Y si no hubiera estado loca por él desde hacía tiempo, me habría enamorado en ese mismo instante.

—¿Te apetece que hagamos algo esta tarde? Con hierba o sin hierba, da igual —preguntó.

—Sí, me apetece —contesté felicísima, y pensé: «Nada, nada en el mundo podrá impedir que esta tarde salga con Jannis.»

EMMA (2)

A mi familia no le impresionó la idea de ir a ver a Stephenie Meyer.

—Yo ya he quedado —refunfuñó Ada, más vehemente que de costumbre.

—Yo tengo trabajo —dijo Frank, más deprimido que de costumbre.

—Yo quiero leer —murmuró Max quedamente, como de costumbre.

Era un poco bajito para tener doce años, y también estaba un poco gordo. Era muy inteligente, y eso no ayudaba precisamente a que su popularidad ascendiera a las cotas más altas en su clase. Por eso, en los últimos años, se había convertido en una rata de biblioteca extremadamente tímida, a la que le encantaba sumergirse en mundos de fantasía. Era obvio que la realidad le parecía demasiado realista. Por un lado, lo comprendía, pero no podía consentirlo. Al principio intenté que estudiara música, pero la directora del coro me llamó aparte: «Lamento tener que decirlo, pero su hijo no daría con el tono aunque lo tuviera delante.» Después lo apunté a fútbol, pero el entrenador recordaba en sus métodos a Saddam Hussein. En el último partido antes de borrarse, Saddam me gruñó: «Viendo como corre su hijo, tendría usted que investigar si no es homosexual.» Yo aún continuaba buscando un sitio donde Max pudiera disfrutar de la realidad, pero hasta ese momento no lo había encontrado.

Miré a mi familia, que estaba sentada a la mesa de la cocina de nuestro piso, situado en un edificio antiguo, y les dije decidida:

—¡Pasaremos la noche en familia!

—Yo haré lo que me dé la gana —replicó Ada.

Era una de sus frases típicas. Igual que: «Ya recogeré luego», «Acabaré los deberes a tiempo» o «Mamá, yo nunca me fumaría un porro». (Nunca he comprendido por qué algunos críos empiezan a fumar hierba al llegar a la pubertad. De hecho, deberían hacerlo sus padres para soportar esa fase de la vida.)

Sin embargo, la frase típica preferida de Ada era ésta: «Mamá, eres patética.» Si cantaba, era patética. Si me maquillaba, era patética. Si no me maquillaba, era aún más patética. Sólo una vez que fui con ella en bañador a la piscina descubierta, no fui patética, sino mortalmente patética.

Por lo general, intentaba educar a mis hijos sin demasiadas amenazas, pero en esa ocasión era importantísimo para mí que fuéramos en familia a la presentación de Stephenie Meyer, puesto que así podría fardar delante de Lena, y por eso les dije con determinación:

—Ada, si no vienes con nosotros, ¡te quedarás castigada en tu cuarto!

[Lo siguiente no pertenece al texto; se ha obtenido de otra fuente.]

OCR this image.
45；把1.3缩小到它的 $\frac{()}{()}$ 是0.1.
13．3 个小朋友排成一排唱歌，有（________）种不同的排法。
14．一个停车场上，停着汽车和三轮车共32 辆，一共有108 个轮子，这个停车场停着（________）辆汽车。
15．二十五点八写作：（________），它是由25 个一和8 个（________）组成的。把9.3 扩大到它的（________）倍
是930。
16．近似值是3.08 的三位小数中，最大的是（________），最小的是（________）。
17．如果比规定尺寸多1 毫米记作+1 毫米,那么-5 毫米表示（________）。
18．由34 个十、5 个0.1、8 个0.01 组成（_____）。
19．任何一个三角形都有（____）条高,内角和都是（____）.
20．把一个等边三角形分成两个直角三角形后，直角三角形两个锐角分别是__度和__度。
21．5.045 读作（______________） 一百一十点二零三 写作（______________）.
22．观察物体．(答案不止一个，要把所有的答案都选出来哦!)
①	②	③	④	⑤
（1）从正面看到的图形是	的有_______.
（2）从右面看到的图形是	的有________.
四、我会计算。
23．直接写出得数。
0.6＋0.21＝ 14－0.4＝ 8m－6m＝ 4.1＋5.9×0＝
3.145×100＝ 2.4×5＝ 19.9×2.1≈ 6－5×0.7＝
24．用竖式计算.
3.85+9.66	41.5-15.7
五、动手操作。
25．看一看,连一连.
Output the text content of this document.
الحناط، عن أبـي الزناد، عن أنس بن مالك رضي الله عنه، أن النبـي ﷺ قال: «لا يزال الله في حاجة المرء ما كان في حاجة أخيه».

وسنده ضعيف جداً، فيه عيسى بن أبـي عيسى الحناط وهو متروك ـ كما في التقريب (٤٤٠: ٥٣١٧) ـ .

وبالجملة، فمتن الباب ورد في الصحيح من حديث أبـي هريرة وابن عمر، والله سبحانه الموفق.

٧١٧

Me miró roja de ira, más furiosa que de costumbre, por lo visto se trataba de una cita muy importante. Seguramente con un chico. Pero si se lo comentaba, o si le mencionaba que había suspendido, fijo que explotaría al instante. Y si ella explotaba, yo también explotaría. Y mientras las dos detonáramos alegremente, Frank se encorvaría sobre su portátil y Max sobre su libro. Por eso no repliqué y dejé que su furia flotara en la habitación, hasta que ella masculló:

—Es fantástico hacer cosas en familia. Sobre todo si puedes hacerlas voluntariamente.

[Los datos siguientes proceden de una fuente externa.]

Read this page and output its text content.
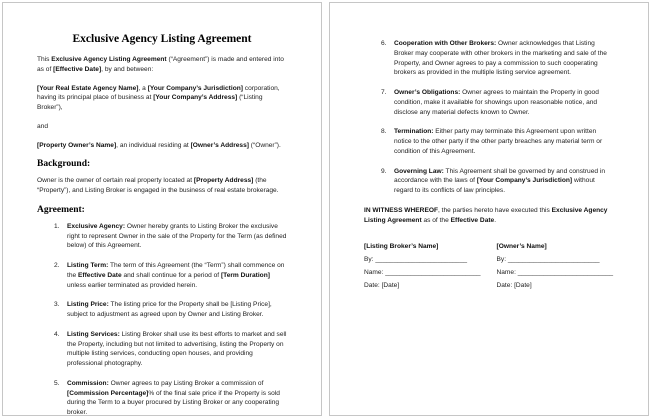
Exclusive Agency Listing Agreement

This Exclusive Agency Listing Agreement (“Agreement”) is made and entered into as of [Effective Date], by and between:

[Your Real Estate Agency Name], a [Your Company’s Jurisdiction] corporation, having its principal place of business at [Your Company’s Address] (“Listing Broker”),

and

[Property Owner’s Name], an individual residing at [Owner’s Address] (“Owner”).

Background:

Owner is the owner of certain real property located at [Property Address] (the “Property”), and Listing Broker is engaged in the business of real estate brokerage.

Agreement:
1.	Exclusive Agency: Owner hereby grants to Listing Broker the exclusive right to represent Owner in the sale of the Property for the Term (as defined below) of this Agreement.
2.	Listing Term: The term of this Agreement (the “Term”) shall commence on the Effective Date and shall continue for a period of [Term Duration] unless earlier terminated as provided herein.
3.	Listing Price: The listing price for the Property shall be [Listing Price], subject to adjustment as agreed upon by Owner and Listing Broker.
4.	Listing Services: Listing Broker shall use its best efforts to market and sell the Property, including but not limited to advertising, listing the Property on multiple listing services, conducting open houses, and providing professional photography.
5.	Commission: Owner agrees to pay Listing Broker a commission of [Commission Percentage]% of the final sale price if the Property is sold during the Term to a buyer procured by Listing Broker or any cooperating broker.
6.	Cooperation with Other Brokers: Owner acknowledges that Listing Broker may cooperate with other brokers in the marketing and sale of the Property, and Owner agrees to pay a commission to such cooperating brokers as provided in the multiple listing service agreement.
7.	Owner’s Obligations: Owner agrees to maintain the Property in good condition, make it available for showings upon reasonable notice, and disclose any material defects known to Owner.
8.	Termination: Either party may terminate this Agreement upon written notice to the other party if the other party breaches any material term or condition of this Agreement.
9.	Governing Law: This Agreement shall be governed by and construed in accordance with the laws of [Your Company’s Jurisdiction] without regard to its conflicts of law principles.

IN WITNESS WHEREOF, the parties hereto have executed this Exclusive Agency Listing Agreement as of the Effective Date.

[Listing Broker’s Name]
By: _________________________
Name: __________________________
Date: [Date]
[Owner’s Name]
By: _________________________
Name: __________________________
Date: [Date]
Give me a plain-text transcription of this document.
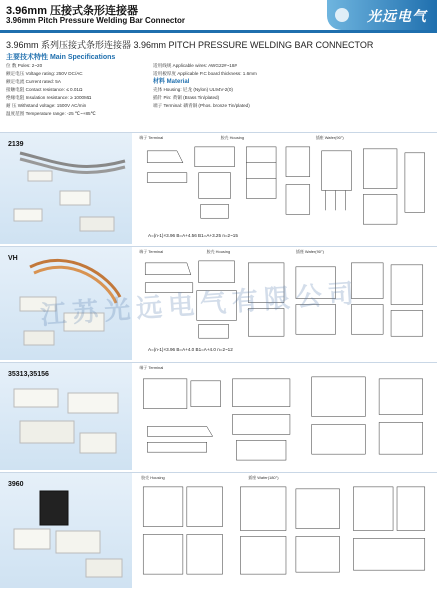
3.96mm 压接式条形连接器
3.96mm Pitch Pressure Welding Bar Connector	光远电气
3.96mm 系列压接式条形连接器 3.96mm PITCH PRESSURE WELDING BAR CONNECTOR
主要技术特性 Main Specifications
位 数 Poles: 2~20
额定电压 Voltage rating: 250V DC/AC
额定电流 Current rated: 5A
接触电阻 Contact resistance: ≤ 0.01Ω
绝缘电阻 Insulation resistance: ≥ 1000MΩ
耐 压 Withstand voltage: 1500V AC/min
温度范围 Temperature range: -25 ℃~+85℃
适用线规 Applicable wires: AWG22#~18#
适用板厚度 Applicable P.C board thickness: 1.6mm
材料 Material
壳体 Housing: 尼龙 (Nylon) UL94V-2(0)
插针 Pin: 黄铜 (Brass Tin/plated)
端子 Terminal: 磷青铜 (Phos. bronze Tin/plated)
2139
端子 Terminal	胶壳 Housing	插座 Wafer(90°)
A=(n-1)×3.96 B=A+4.56 B1=A+3.25 n=2~15
VH
端子 Terminal	胶壳 Housing	插座 Wafer(90°)
A=(n-1)×3.96 B=A+4.0 B1=A+4.0 n=2~12
江苏光远电气有限公司
35313,35156
端子 Terminal
3960
胶壳 Housing	插座 Wafer(180°)
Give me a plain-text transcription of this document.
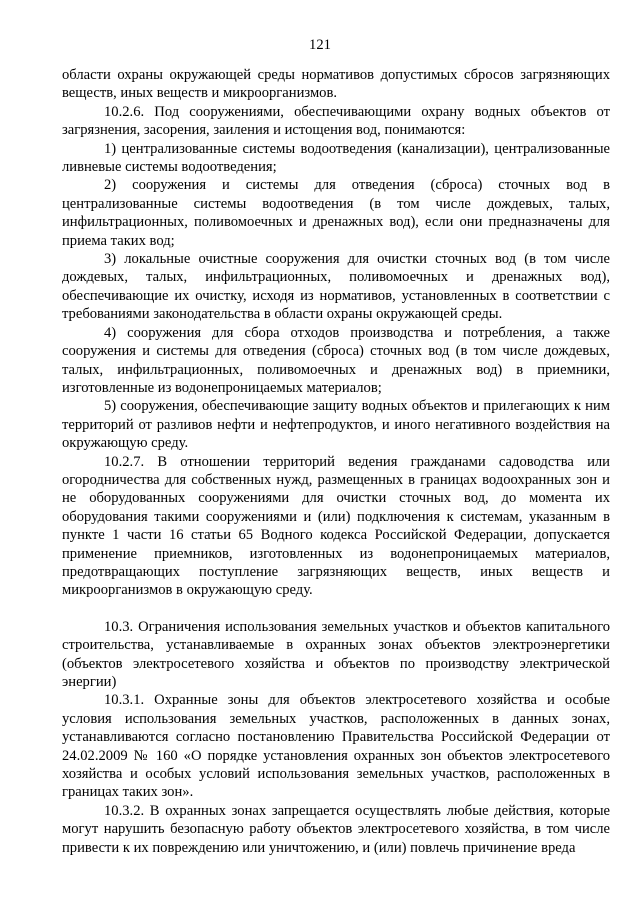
121

области охраны окружающей среды нормативов допустимых сбросов загрязняющих веществ, иных веществ и микроорганизмов.

10.2.6. Под сооружениями, обеспечивающими охрану водных объектов от загрязнения, засорения, заиления и истощения вод, понимаются:

1) централизованные системы водоотведения (канализации), централизованные ливневые системы водоотведения;

2) сооружения и системы для отведения (сброса) сточных вод в централизованные системы водоотведения (в том числе дождевых, талых, инфильтрационных, поливомоечных и дренажных вод), если они предназначены для приема таких вод;

3) локальные очистные сооружения для очистки сточных вод (в том числе дождевых, талых, инфильтрационных, поливомоечных и дренажных вод), обеспечивающие их очистку, исходя из нормативов, установленных в соответствии с требованиями законодательства в области охраны окружающей среды.

4) сооружения для сбора отходов производства и потребления, а также сооружения и системы для отведения (сброса) сточных вод (в том числе дождевых, талых, инфильтрационных, поливомоечных и дренажных вод) в приемники, изготовленные из водонепроницаемых материалов;

5) сооружения, обеспечивающие защиту водных объектов и прилегающих к ним территорий от разливов нефти и нефтепродуктов, и иного негативного воздействия на окружающую среду.

10.2.7. В отношении территорий ведения гражданами садоводства или огородничества для собственных нужд, размещенных в границах водоохранных зон и не оборудованных сооружениями для очистки сточных вод, до момента их оборудования такими сооружениями и (или) подключения к системам, указанным в пункте 1 части 16 статьи 65 Водного кодекса Российской Федерации, допускается применение приемников, изготовленных из водонепроницаемых материалов, предотвращающих поступление загрязняющих веществ, иных веществ и микроорганизмов в окружающую среду.

10.3. Ограничения использования земельных участков и объектов капитального строительства, устанавливаемые в охранных зонах объектов электроэнергетики (объектов электросетевого хозяйства и объектов по производству электрической энергии)

10.3.1. Охранные зоны для объектов электросетевого хозяйства и особые условия использования земельных участков, расположенных в данных зонах, устанавливаются согласно постановлению Правительства Российской Федерации от 24.02.2009 № 160 «О порядке установления охранных зон объектов электросетевого хозяйства и особых условий использования земельных участков, расположенных в границах таких зон».

10.3.2. В охранных зонах запрещается осуществлять любые действия, которые могут нарушить безопасную работу объектов электросетевого хозяйства, в том числе привести к их повреждению или уничтожению, и (или) повлечь причинение вреда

Frank me llevó aparte y me preguntó en voz baja:

—Emma, a mí no me castigarás en mi cuarto si no voy, ¿verdad? Tengo que pensar cómo les vendo los recortes a los empleados del banco.

A Frank le habría gustado trabajar de abogado para defender a los pobres. Pero al acabar la carrera de Derecho constató que la gente que defiende a los pobres también acaba siendo pobre. Y como tenía una familia a la que alimentar, aceptó un trabajo en el departamento jurídico de un banco, donde actualmente se ocupaba de las reestructuraciones y de diseñar organigramas. Sufría mucho con esas tareas. Era muy difícil decirle a alguien que iban a despedirlo. De hecho, ¿cómo se inicia una charla de ese tipo? Seguro que no con un «Adivine cuál de sus jefes se ha equivocado especulando», ni con «A partir de ahora ya no tendrá que enfadarse con su jefe de departamento», ni con «Si yo fuera usted, en el futuro cultivaría mi propia comida en el jardín».

Intenté relajarlo con una broma:

—No, para ti no habrá castigo en el cuarto, habrá abstinencia sexual.

—¿Cómo dices? —No lo había entendido.

—Tienes que decidir: el trabajo o sexo esta noche. ¿Qué dices?

—Hmm... —Lo meditó.

¡Lo estaba meditando!

Vaya, tiempo atrás, yo siempre había pensado que entre mis padres apenas había pasión. Pero, aunque casi nunca fueron muy cariñosos el uno con el otro, practicaron el sexo hasta más allá de los cincuenta, como comprobé dolorosamente una vez que entré por error en su dormitorio: daban la impresión de dos ballenas haciendo lucha libre.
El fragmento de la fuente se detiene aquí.